Lilly 78335

Clinical data
- Other names: DCMB

Identifiers
- IUPAC name 1-(2,3-Dichlorophenyl)ethanamine;
- CAS Number: 39226-94-3;
- PubChem CID: 1215;
- ChemSpider: 1178;
- ChEMBL: ChEMBL39493;
- CompTox Dashboard (EPA): DTXSID10960000 ;

Chemical and physical data
- Formula: C_{8}H_{9}Cl_{2}N
- Molar mass: 190.07 g·mol^{−1}
- 3D model (JSmol): Interactive image;
- SMILES CC(C1=C(C(=CC=C1)Cl)Cl)N;
- InChI InChI=1S/C8H9Cl2N/c1-5(11)6-3-2-4-7(9)8(6)10/h2-5H,11H2,1H3; Key:CZJMQTZQSNUDNV-UHFFFAOYSA-N;

= LY-78335 =

PNMT inhibitor

LY-78335 (also known as 2,3-dichloro-α-methylbenzylamine, DCMB) is a high-affinity inhibitor of phenylethanolamine N-methyltransferase (PNMT). It has been shown to strongly suppress growth hormone release in vivo, making it a useful compound for laboratory research on neurotransmitter regulation and endocrinology.
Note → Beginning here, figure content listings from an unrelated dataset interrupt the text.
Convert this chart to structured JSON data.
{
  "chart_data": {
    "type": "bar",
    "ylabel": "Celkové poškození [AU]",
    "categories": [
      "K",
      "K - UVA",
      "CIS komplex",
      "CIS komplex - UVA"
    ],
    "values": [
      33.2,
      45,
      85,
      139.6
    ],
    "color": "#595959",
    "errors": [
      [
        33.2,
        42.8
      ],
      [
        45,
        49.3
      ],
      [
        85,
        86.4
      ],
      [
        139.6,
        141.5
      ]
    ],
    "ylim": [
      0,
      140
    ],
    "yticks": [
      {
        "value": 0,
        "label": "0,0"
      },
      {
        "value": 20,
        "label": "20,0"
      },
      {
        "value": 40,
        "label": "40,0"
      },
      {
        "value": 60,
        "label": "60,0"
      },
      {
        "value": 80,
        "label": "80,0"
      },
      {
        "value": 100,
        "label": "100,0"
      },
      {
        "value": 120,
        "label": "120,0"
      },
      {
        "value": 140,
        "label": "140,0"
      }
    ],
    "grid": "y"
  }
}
LY-78335 has also been investigated for its potential to reduce the intoxicating effects of alcohol. In animal studies, it produced several notable effects: (1) increased spontaneous motor activity in rats, (2) elevated extracellular concentrations of the norepinephrine metabolite MHPG in the hypothalamus as measured by microdialysis, and (3) blocked the stimulation of growth hormone secretion normally induced by clonidine. These findings suggest that LY-78335 inhibits α_{2}-adrenoceptor function in vivo.

In addition to its PNMT-inhibiting properties, LY-78335 has been reported to act as a reversible inhibitor of monoamine oxidase (RIMA).

==Synthesis==

The synthesis of LY-78335 begins with a Kolbe nitrile synthesis performed on 1-bromo-2,3-dichlorobenzene (1), affording 2,3-dichlorobenzonitrile (2). Treatment of compound (2) with methylmagnesium halide converts the nitrile functional group into a ketone, yielding 2′,3′-dichloroacetophenone (3). Finally, a Leuckart reaction using a mixture of formamide and formic acid furnishes LY-78335 (4).